Peter Thorneycroft was educated at Eton and the Royal Military Academy at Woolwich. He served in the Royal Artillery 1930-33 (commission) and again in 1939-45, when he also worked with the general staff. In the meantime he had been called to the bar at the Inner Temple in 1934-35, and then practised at Birmingham on the Oxford circuit. He was the Conservative MP for the Stafford constituency from a by-election in 1938 until 1945, when he was defeated by his Labour opponent Stephen Swingler, and then for the Monmouth constituency at a by-election a few months later in October 1945 until 1966.
Along with other members of the Tory Reform Committee, Thorneycroft pressed his party to support the Beveridge Report. Throughout the late 1940s Thorneycroft worked assiduously to refurbish the Conservative Party after its disastrous defeat in the 1945 general election. His opposition to the Anglo-American loan in the Commons earned him a reputation as an accomplished parliamentary debater. Peter Thorneycroft was briefly parliamentary secretary at the Ministry of Transport in the Conservative caretaker government in 1945 and served as President of the Board of Trade, 1951-57. He was instrumental in persuading the government in 1954 to abandon the party's support for protectionism and accept the General Agreement on Trade and Tariffs.
He gave strong support to Harold Macmillan in the 1957 Conservative Party leadership contest. He was, in consequence, briefly Chancellor of the Exchequer in 1957-58 but, together with Enoch Powell and Nigel Birch, he resigned in a disagreement over Conservative Party policy, particularly government expenditure. Macmillan, himself a former Chancellor, made a famous and much-quoted remark to the effect that the resignations were merely “little local difficulties”. In reality, Macmillan was deeply concerned about the possible effects of Thorneycroft's resignation, but chose to hide his worries from public view.
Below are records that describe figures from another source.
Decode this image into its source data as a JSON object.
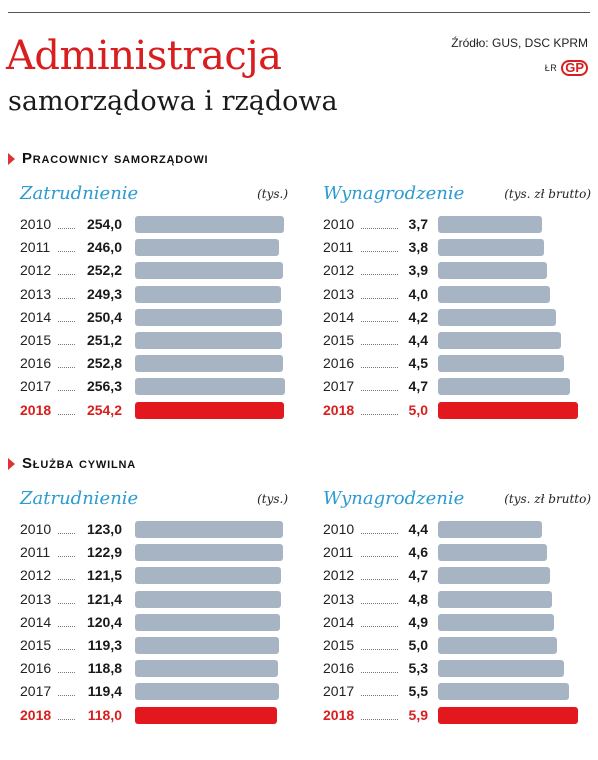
{
  "header": {
    "title": "Administracja",
    "subtitle": "samorządowa i rządowa",
    "source": "Źródło: GUS, DSC KPRM",
    "credit": "ŁR",
    "logo": "GP"
  },
  "sections": [
    {
      "title": "Pracownicy samorządowi"
    },
    {
      "title": "Służba cywilna"
    }
  ],
  "chart_data": [
    {
      "type": "bar",
      "orientation": "horizontal",
      "section": "Pracownicy samorządowi",
      "title": "Zatrudnienie",
      "unit": "(tys.)",
      "categories": [
        "2010",
        "2011",
        "2012",
        "2013",
        "2014",
        "2015",
        "2016",
        "2017",
        "2018"
      ],
      "values": [
        254.0,
        246.0,
        252.2,
        249.3,
        250.4,
        251.2,
        252.8,
        256.3,
        254.2
      ],
      "labels": [
        "254,0",
        "246,0",
        "252,2",
        "249,3",
        "250,4",
        "251,2",
        "252,8",
        "256,3",
        "254,2"
      ],
      "highlight": "2018",
      "highlight_color": "#e3171e",
      "bar_color": "#a7b4c3"
    },
    {
      "type": "bar",
      "orientation": "horizontal",
      "section": "Pracownicy samorządowi",
      "title": "Wynagrodzenie",
      "unit": "(tys. zł brutto)",
      "categories": [
        "2010",
        "2011",
        "2012",
        "2013",
        "2014",
        "2015",
        "2016",
        "2017",
        "2018"
      ],
      "values": [
        3.7,
        3.8,
        3.9,
        4.0,
        4.2,
        4.4,
        4.5,
        4.7,
        5.0
      ],
      "labels": [
        "3,7",
        "3,8",
        "3,9",
        "4,0",
        "4,2",
        "4,4",
        "4,5",
        "4,7",
        "5,0"
      ],
      "highlight": "2018",
      "highlight_color": "#e3171e",
      "bar_color": "#a7b4c3"
    },
    {
      "type": "bar",
      "orientation": "horizontal",
      "section": "Służba cywilna",
      "title": "Zatrudnienie",
      "unit": "(tys.)",
      "categories": [
        "2010",
        "2011",
        "2012",
        "2013",
        "2014",
        "2015",
        "2016",
        "2017",
        "2018"
      ],
      "values": [
        123.0,
        122.9,
        121.5,
        121.4,
        120.4,
        119.3,
        118.8,
        119.4,
        118.0
      ],
      "labels": [
        "123,0",
        "122,9",
        "121,5",
        "121,4",
        "120,4",
        "119,3",
        "118,8",
        "119,4",
        "118,0"
      ],
      "highlight": "2018",
      "highlight_color": "#e3171e",
      "bar_color": "#a7b4c3"
    },
    {
      "type": "bar",
      "orientation": "horizontal",
      "section": "Służba cywilna",
      "title": "Wynagrodzenie",
      "unit": "(tys. zł brutto)",
      "categories": [
        "2010",
        "2011",
        "2012",
        "2013",
        "2014",
        "2015",
        "2016",
        "2017",
        "2018"
      ],
      "values": [
        4.4,
        4.6,
        4.7,
        4.8,
        4.9,
        5.0,
        5.3,
        5.5,
        5.9
      ],
      "labels": [
        "4,4",
        "4,6",
        "4,7",
        "4,8",
        "4,9",
        "5,0",
        "5,3",
        "5,5",
        "5,9"
      ],
      "highlight": "2018",
      "highlight_color": "#e3171e",
      "bar_color": "#a7b4c3"
    }
  ]
}
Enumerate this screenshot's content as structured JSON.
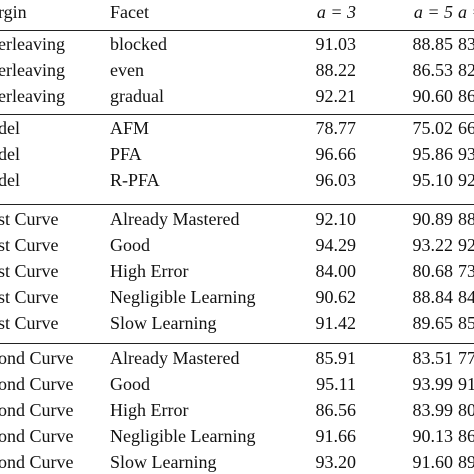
{
  "table": {
    "header": [
      "rgin",
      "Facet",
      "a = 3",
      "a = 5",
      "a ="
    ],
    "sections": [
      {
        "rows": [
          [
            "erleaving",
            "blocked",
            "91.03",
            "88.85",
            "83"
          ],
          [
            "erleaving",
            "even",
            "88.22",
            "86.53",
            "82"
          ],
          [
            "erleaving",
            "gradual",
            "92.21",
            "90.60",
            "86"
          ]
        ]
      },
      {
        "rows": [
          [
            "del",
            "AFM",
            "78.77",
            "75.02",
            "66"
          ],
          [
            "del",
            "PFA",
            "96.66",
            "95.86",
            "93"
          ],
          [
            "del",
            "R-PFA",
            "96.03",
            "95.10",
            "92"
          ]
        ]
      },
      {
        "rows": [
          [
            "st Curve",
            "Already Mastered",
            "92.10",
            "90.89",
            "88"
          ],
          [
            "st Curve",
            "Good",
            "94.29",
            "93.22",
            "92"
          ],
          [
            "st Curve",
            "High Error",
            "84.00",
            "80.68",
            "73"
          ],
          [
            "st Curve",
            "Negligible Learning",
            "90.62",
            "88.84",
            "84"
          ],
          [
            "st Curve",
            "Slow Learning",
            "91.42",
            "89.65",
            "85"
          ]
        ]
      },
      {
        "rows": [
          [
            "ond Curve",
            "Already Mastered",
            "85.91",
            "83.51",
            "77"
          ],
          [
            "ond Curve",
            "Good",
            "95.11",
            "93.99",
            "91"
          ],
          [
            "ond Curve",
            "High Error",
            "86.56",
            "83.99",
            "80"
          ],
          [
            "ond Curve",
            "Negligible Learning",
            "91.66",
            "90.13",
            "86"
          ],
          [
            "ond Curve",
            "Slow Learning",
            "93.20",
            "91.60",
            "89"
          ]
        ]
      }
    ]
  }
}
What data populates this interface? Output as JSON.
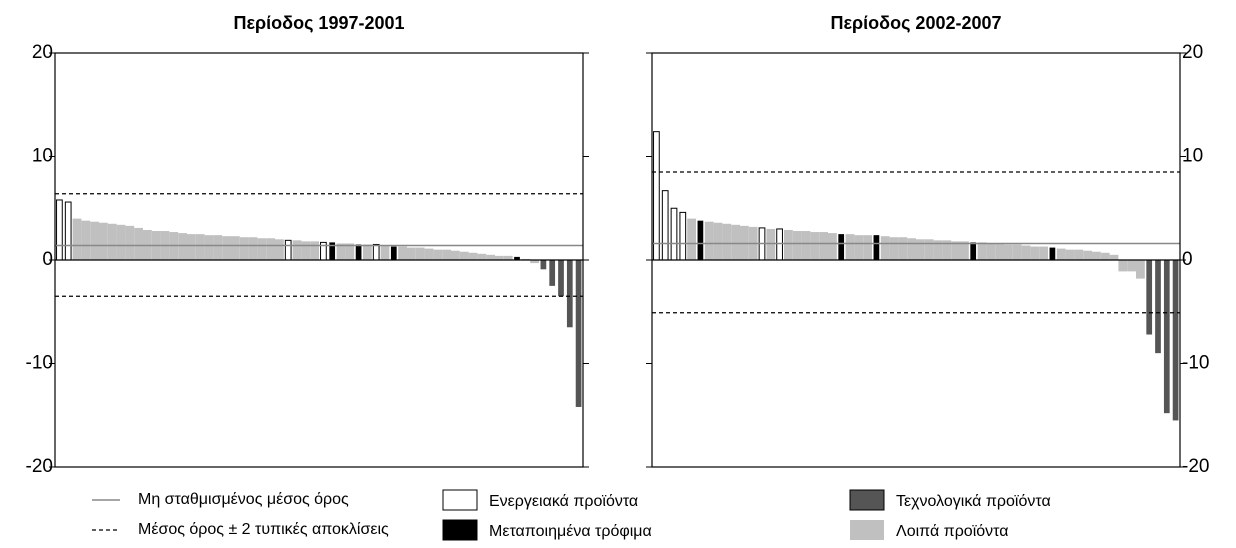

During his ‘wilderness years’ outside politics from 1958 to 1960, Thorneycroft travelled and painted. He was later appointed Minister of Aviation in 1960-62 and Minister of Defence in 1962-April 1964, subsequently Secretary of State for Defence, April-October 1964. The success of this period for Thorneycroft was the abolition of the separate Service departments and the creation of a single Ministry of Defence. Ted Heath, who became leader of the party in 1965, had been the party's chief whip when Thorneycroft resigned in 1958 and had seen the resignation as a betrayal.
Thorneycroft lost his seat at the March 1966 general election and in 1967 received a life peerage, taking a seat in the House of Lords as Baron Thorneycroft, of Dunston in the County of Stafford. Thorneycroft was a strong supporter of Margaret Thatcher's monetarist policies, and she made him chairman of the Conservative Party in 1975. He held this position until 1981.
He was made a Companion of Honour in 1980. He was the chairman of Pirelli Ltd. and of the Commonwealth Trust Fund. He was notable as an amateur watercolourist and held exhibitions, including those at the Trafford Gallery in 1961 and 1970 and the Café Royal in 1981 and 1989. In 1985 he published The Amateur: a Companion to Watercolour. Colonel Thorneycroft owned various houses in the area including Tettenhall Towers and Tong Castle.
He married in 1938 Sheila Wells Page who obtained a divorce in 1949. They had one son. He then married in 1949 Countess Carla Roberti, and they had one daughter. His London address was 42 Eaton Square SW1. He died on 4 June 1994. His papers are in the custody of the archives at the University of Southampton.